Legal sua visão. O filme não conseguiu prender minha atenção por um segundo.
Já eu gostei. Claro que não é o melhor do CARA. Godard dá aula de cinedigital pra essa moçada que já nasceu com isso na mão e só consegue fazer filme que parece propaganda de margarina e carro, com raras exceções. Godard foi o primeiro cineasta a fazer filmes em vídeo quando não tinha mais produtor que financiasse seus filmes, depois de “One Plus One”, quando caiu na extrema-esquerda.
Continua vivo e chutando, com mais de 80 anos. Claro que cada vez mais melancólico.
Adeus, juventude. Adeus, Europa. Adeus, socialismo. Adeus, cinema.
barca, voce nao acha que o pra frente brasil e o caso dos irmaos naves se enquadram nesta categoria de filme? ate hoje nao consigo acreditar que os dois foram feitos em plena ditadura! algumas cabecas devem ter rolado…
Cara, Pra Frente Brasil é de 82, certamente não teria sido feito em 69 ou 70. E gosto muito do Caso dos Irmãos Naves, mas não sei se é exatamente desse gênero…
Ah! Filme de paranóia off USA: Ivan, o Terrível, do Eisenstein. Stalin vestiu a carapuça e censurou a segunda parte.
Muito boa a lista, acho que já vi todos os filmes, mas com certeza preciso rever alguns que já estão fracos na memória. Agora um pedido, não só pra você mas pra quem comenta, muitas vezes fico meio perdido nos comentários pois o povo posta colocando o nome original do filme ou do livro, nada contra até porque acho que alguns nomes em português são de rachar, mas às vezes a gente não conhece o nome original só o da tradução e se perde nos comentários. Valeu.
Não sei se alguém aqui já falou dele, mas Blow-Up do Antonioni também pode ser considerado um filme paranóico, não?

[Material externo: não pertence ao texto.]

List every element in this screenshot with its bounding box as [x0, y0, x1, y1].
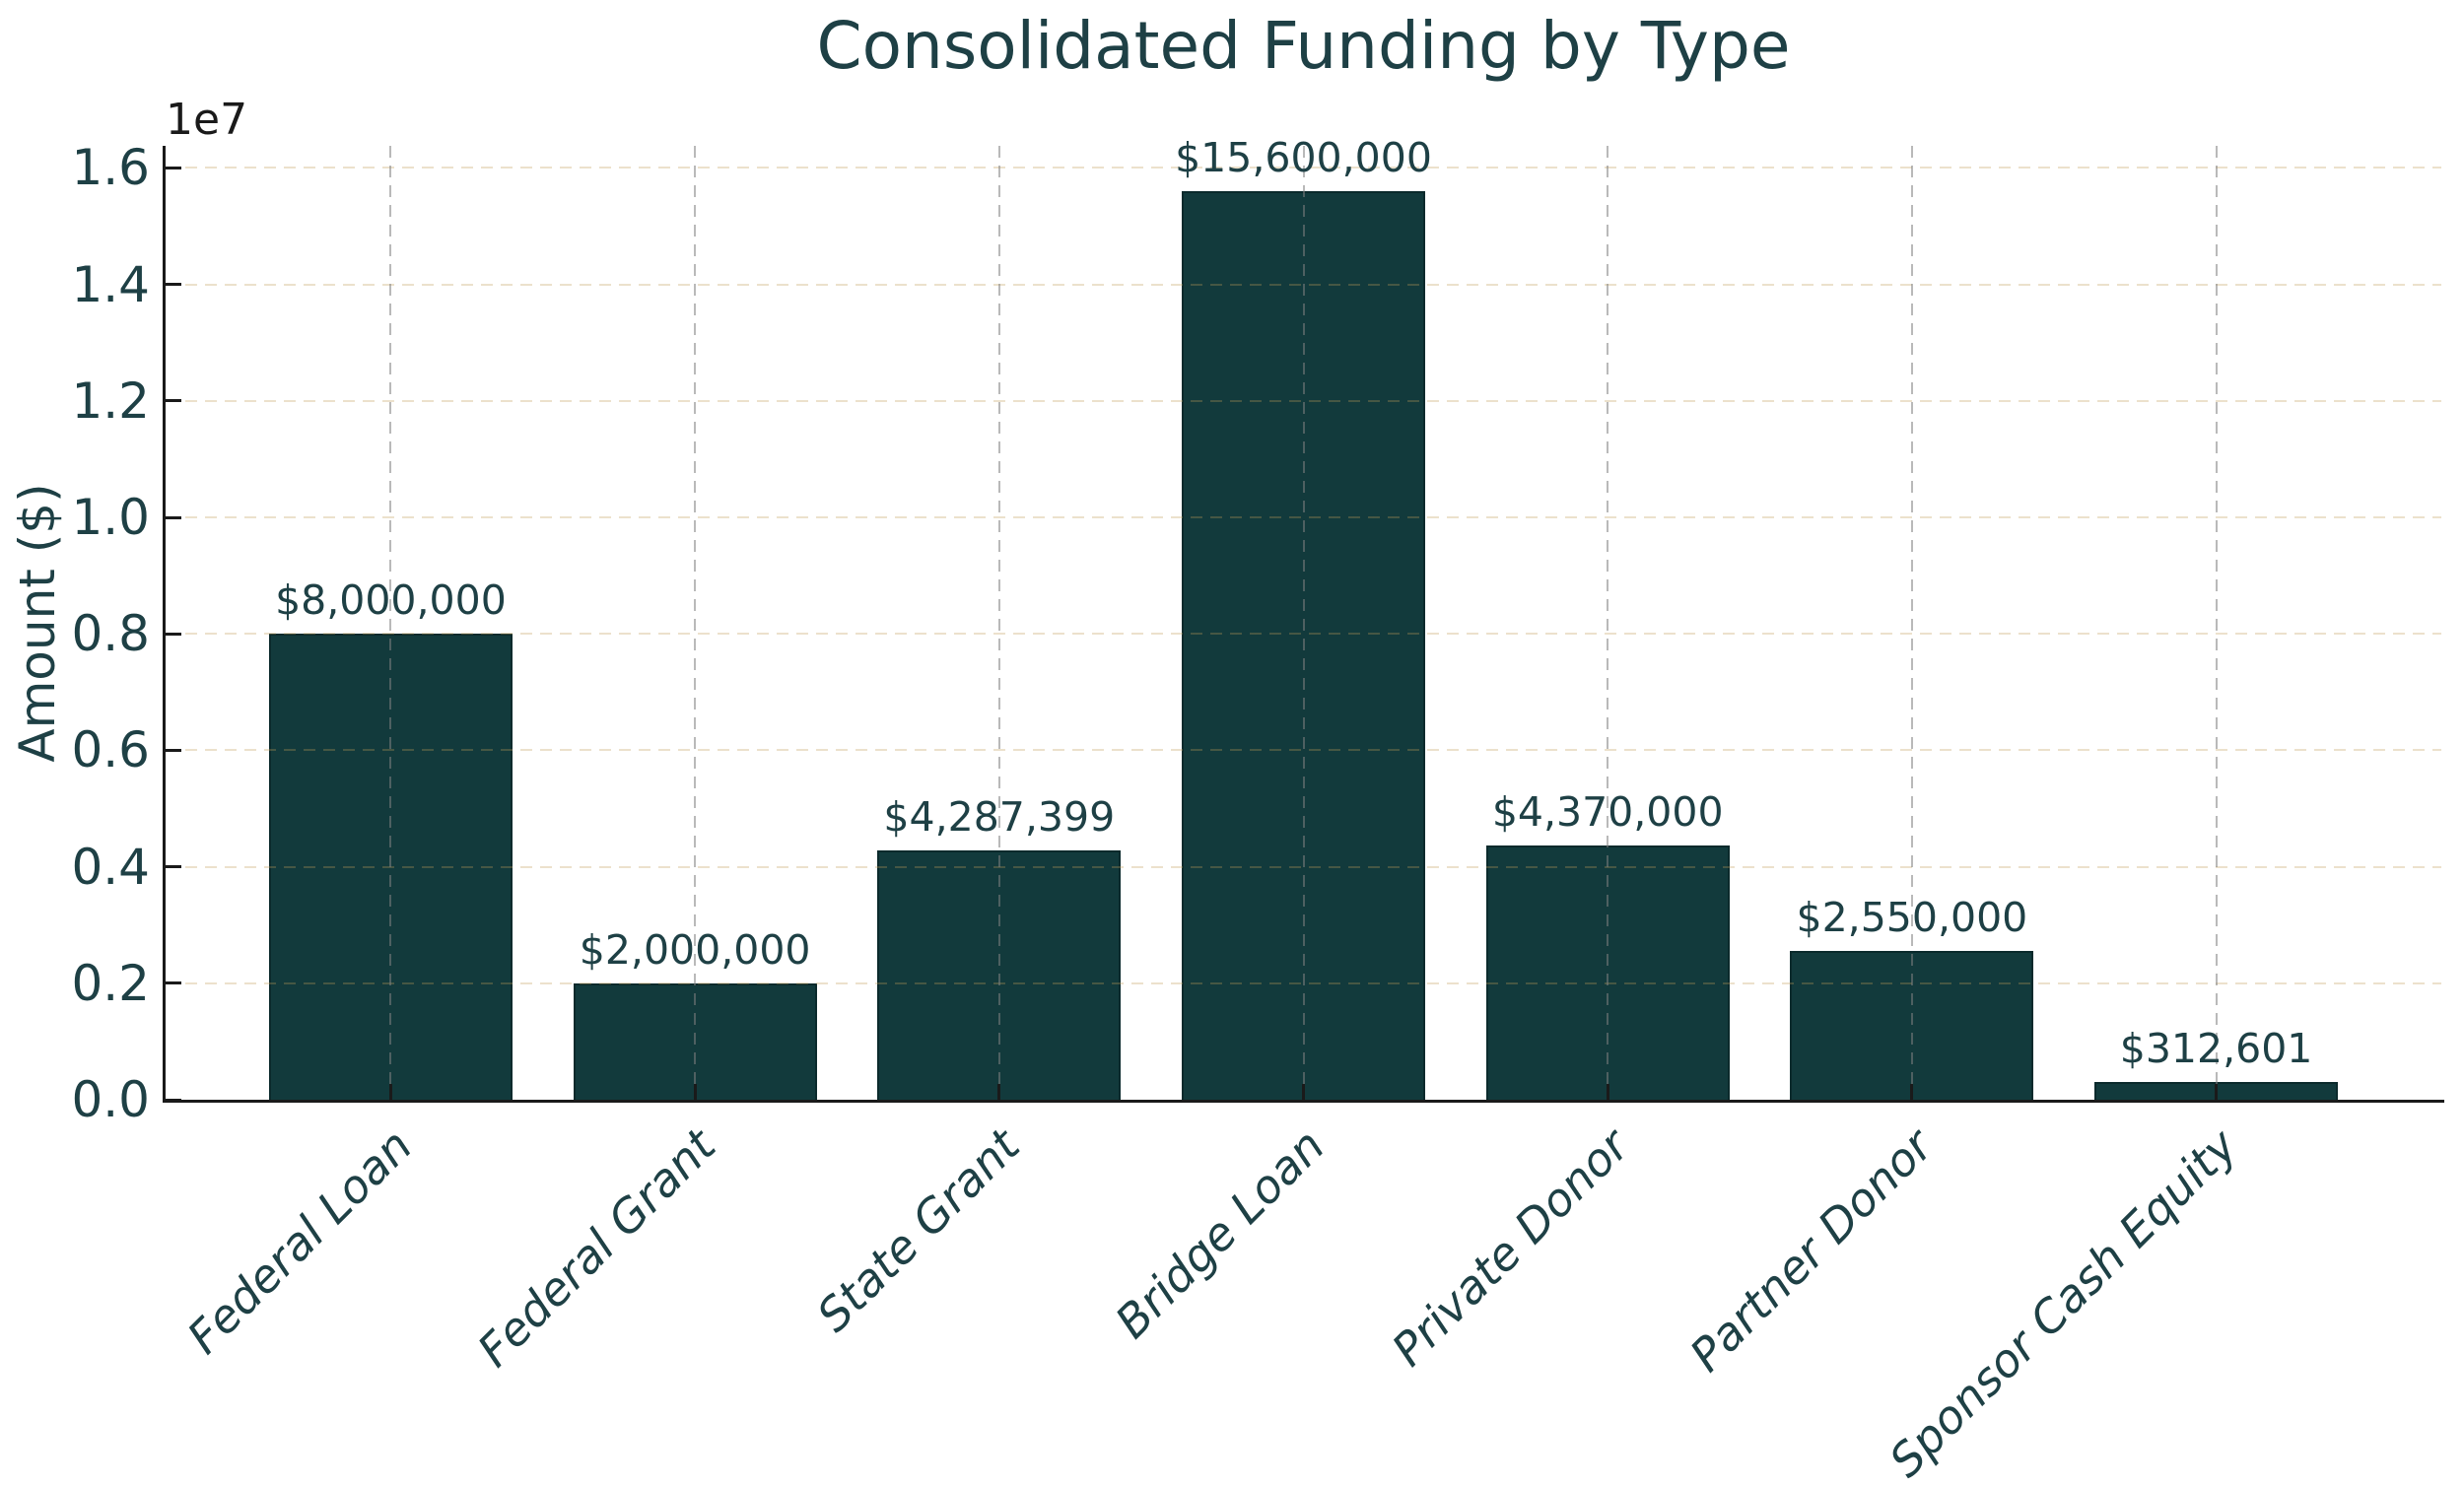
x-gridline [2215, 146, 2218, 1100]
bar-value-label: $4,287,399 [883, 792, 1116, 841]
x-gridline [1910, 146, 1913, 1100]
bar-value-label: $15,600,000 [1175, 134, 1432, 182]
y-tick [166, 166, 181, 169]
x-tick [1302, 1084, 1305, 1100]
x-tick-label-federal-loan: Federal Loan [176, 1118, 422, 1365]
x-tick [388, 1084, 392, 1100]
y-tick-label-0.6: 0.6 [71, 721, 150, 779]
y-axis-spine [163, 146, 166, 1103]
y-tick [166, 865, 181, 869]
y-tick [166, 981, 181, 985]
y-tick-label-1.0: 1.0 [71, 489, 150, 547]
y-tick-label-0.8: 0.8 [71, 605, 150, 663]
x-tick-label-sponsor-cash-equity: Sponsor Cash Equity [1879, 1118, 2248, 1487]
x-tick-label-private-donor: Private Donor [1381, 1118, 1639, 1377]
x-tick [1606, 1084, 1609, 1100]
y-tick-label-1.4: 1.4 [71, 255, 150, 313]
bar-value-label: $2,000,000 [579, 925, 811, 974]
y-tick [166, 632, 181, 636]
x-tick-label-partner-donor: Partner Donor [1679, 1118, 1944, 1383]
bar-value-label: $2,550,000 [1796, 894, 2028, 942]
x-tick [997, 1084, 1001, 1100]
x-tick [1910, 1084, 1914, 1100]
bar-value-label: $4,370,000 [1491, 787, 1724, 836]
y-tick-label-1.6: 1.6 [71, 139, 150, 197]
y-tick-label-0.4: 0.4 [71, 838, 150, 896]
x-tick [2215, 1084, 2219, 1100]
y-axis-offset-label: 1e7 [166, 95, 248, 145]
x-axis-spine [163, 1100, 2444, 1103]
x-gridline [997, 146, 1000, 1100]
x-tick [693, 1084, 697, 1100]
y-tick [166, 748, 181, 752]
x-tick-label-state-grant: State Grant [806, 1118, 1031, 1342]
x-gridline [694, 146, 697, 1100]
y-tick-label-0.0: 0.0 [71, 1071, 150, 1128]
bar-value-label: $8,000,000 [275, 576, 507, 625]
y-tick-label-0.2: 0.2 [71, 954, 150, 1012]
x-gridline [1607, 146, 1609, 1100]
y-tick [166, 1098, 181, 1102]
y-tick [166, 515, 181, 519]
chart-title: Consolidated Funding by Type [816, 8, 1791, 84]
y-tick [166, 283, 181, 287]
x-gridline [1302, 146, 1305, 1100]
y-tick-label-1.2: 1.2 [71, 372, 150, 430]
bar-value-label: $312,601 [2119, 1024, 2313, 1072]
plot-area: 0.0 0.2 0.4 0.6 0.8 1.0 1.2 1.4 1.6 Federal Loan $… [71, 134, 2441, 1487]
x-tick-label-bridge-loan: Bridge Loan [1104, 1118, 1335, 1349]
y-tick [166, 399, 181, 403]
x-tick-label-federal-grant: Federal Grant [467, 1118, 726, 1378]
x-gridline [389, 146, 392, 1100]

Falei sim, disse no texto que o Coppola se inspirou em Blow Up pra fazer A Conversação. O filme do Antonioni pode ser considerado paranóico, claro, mas acho que envelheceu mal demais. E olha que sou fã do Antonioni.
É mesmo, foi você que citou no texto, eu devo estar com alzheimer…
André, sobre filmes que envelhecem mal, isso daria assunto pra um post bem polêmico. Eu já tenho até minha lista de grandes filmes que em minha opinião ficaram tão datados que já não consigo mais revê-los até o fim: Sem Destino, Fuga de Nova York, Manhattan, Jules e Jim, Thelma e Louise, Matrix… rsrs.
Já escrevi sobre isso em alguns posts, mas daria um ótimo post só sobre o assunto, sem dúvida. No topo da lista: “Dr. Fantástico” e “O Grande Ditador”.
Roger, Mal de Alzheimer é uma doença terrível cara, quem tem alguém na família, como eu tenho meu pai, sabe o quanto é difícil. É a morte em vida, a biografia da pessoa some, evapora. Digo de boa mesmo, sem patrulhamento, sei que você falou sem maldade, é só um desabafo. Não desejo ao pior inimigo.